The National Dairy Council (NDC), in conjunction with Teagasc, held a farm walk last week (Wednesday, June 15) on the McCarthy family’s farm.

The McCarthy family from Feenagh, Co. Limerick, was the NDC milk quality awards’ overall winner for 2021.

The family milks 170 Holstein-Friesian-type cows and last year, their herd’s milk averaged a total bacteria count (TBC) of 4,000, somatic cell count (SCC) of 108,000 and thermoduric bacteria averaged 127,000.

Selective dry cow therapy (SDCT) is used on 80% of their herd, and this was discussed at the farm walk.

Milk quality farm walk

Speaking at the event, Don Crowley from Teagasc outlined the new regulations around antibiotic usage, milk recording and SDCT.

Don said: “Antibiotics are now banned from being used for prophylactic use; what does that mean?

“It means antibiotics can no longer be used to prevent an infection from occurring.

“Where does dry cow therapy fit into this?” he asked.

“We have been using antibiotics on all our cows, whether they had an infection or not,” he said.

“Under the new legislation they want to prevent this from happening and there are two main reasons for this: The consumers demanding it and trying to manage antibiotic resistance.”

Antimicrobial resistance (AMR) related deaths, he said, have been going under the radar due to the Covid-19 pandemic.

Don Crowley speaking at the event

SDCT

Commenting on the role of SDCT, Don said: “What we are now trying to do is treat the cows that need it, but the risk is great.

“I think the risk is very high for low cell count herds, depending on the threshold for your herd you could have a large number of cows that don’t qualify for an antibiotic.

“The antibiotic is an insurance policy for herds, so even low herds are at risk – that is why we need to get our ducks in a row.

“The sealer is the only thing that is there to prevent cows from picking up an infection.”

Continuing, he said: “Milk recording is so important because it allows you to track cell counts within your herd.

“But it is also important that you record clinical cases; you could treat a cow for mastitis between recordings and she would show up as a low cell count on the recording.

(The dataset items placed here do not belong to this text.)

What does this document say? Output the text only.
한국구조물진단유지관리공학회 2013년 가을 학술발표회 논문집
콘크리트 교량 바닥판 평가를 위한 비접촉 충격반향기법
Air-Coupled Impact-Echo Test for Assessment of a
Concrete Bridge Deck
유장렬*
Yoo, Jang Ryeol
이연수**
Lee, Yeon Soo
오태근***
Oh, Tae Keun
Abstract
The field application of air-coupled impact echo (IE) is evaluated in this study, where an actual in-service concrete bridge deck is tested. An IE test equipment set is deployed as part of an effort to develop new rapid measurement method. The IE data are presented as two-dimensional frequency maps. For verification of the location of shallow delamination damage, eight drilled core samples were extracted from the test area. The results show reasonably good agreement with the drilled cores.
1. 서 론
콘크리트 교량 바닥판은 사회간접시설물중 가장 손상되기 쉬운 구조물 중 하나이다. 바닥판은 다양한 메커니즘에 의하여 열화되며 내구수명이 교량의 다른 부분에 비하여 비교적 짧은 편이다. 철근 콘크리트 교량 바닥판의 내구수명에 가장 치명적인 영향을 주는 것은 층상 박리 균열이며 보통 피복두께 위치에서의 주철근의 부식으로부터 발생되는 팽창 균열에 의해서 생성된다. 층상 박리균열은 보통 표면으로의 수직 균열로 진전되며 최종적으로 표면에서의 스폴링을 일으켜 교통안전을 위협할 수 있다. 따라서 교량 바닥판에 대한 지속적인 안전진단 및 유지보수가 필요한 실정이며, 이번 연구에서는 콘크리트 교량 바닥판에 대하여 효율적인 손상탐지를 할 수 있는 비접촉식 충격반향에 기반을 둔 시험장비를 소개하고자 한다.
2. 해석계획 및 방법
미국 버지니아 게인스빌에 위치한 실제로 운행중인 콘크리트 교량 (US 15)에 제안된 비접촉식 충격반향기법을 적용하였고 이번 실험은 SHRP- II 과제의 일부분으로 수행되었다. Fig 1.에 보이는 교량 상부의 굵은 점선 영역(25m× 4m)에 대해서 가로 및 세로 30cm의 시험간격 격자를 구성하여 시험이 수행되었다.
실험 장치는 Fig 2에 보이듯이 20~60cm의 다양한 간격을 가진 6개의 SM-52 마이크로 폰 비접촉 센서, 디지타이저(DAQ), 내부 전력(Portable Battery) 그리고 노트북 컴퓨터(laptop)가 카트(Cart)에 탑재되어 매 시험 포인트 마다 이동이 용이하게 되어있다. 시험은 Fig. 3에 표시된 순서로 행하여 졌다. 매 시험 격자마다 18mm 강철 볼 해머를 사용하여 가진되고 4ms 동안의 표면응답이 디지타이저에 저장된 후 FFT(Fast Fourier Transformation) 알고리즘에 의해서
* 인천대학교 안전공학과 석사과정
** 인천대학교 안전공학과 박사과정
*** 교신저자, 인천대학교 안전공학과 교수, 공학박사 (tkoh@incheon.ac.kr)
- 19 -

“So tracking the clinical cases within your herd is so important as this allows you to remove these cows from the herd if the cases become chronic.”

Set the bar high

Don suggested that farmers starting SDCT should set the bar high and only use SDCT on these cows.

He said that a recommended level of 100,000 is good, but start with cows that are consistently under 50,000 SCC.

“That is what the McCarthy family did and they have been building the threshold since then to a level where 80% of the herd now doesn’t get an antibiotic,” he said.

“Some of the things that happen at drying off on farms will not work for SDCT so setting high standards is important.

“Going forward, we may be looking at only treating the high quarter of the cow rather than all of the quarters.”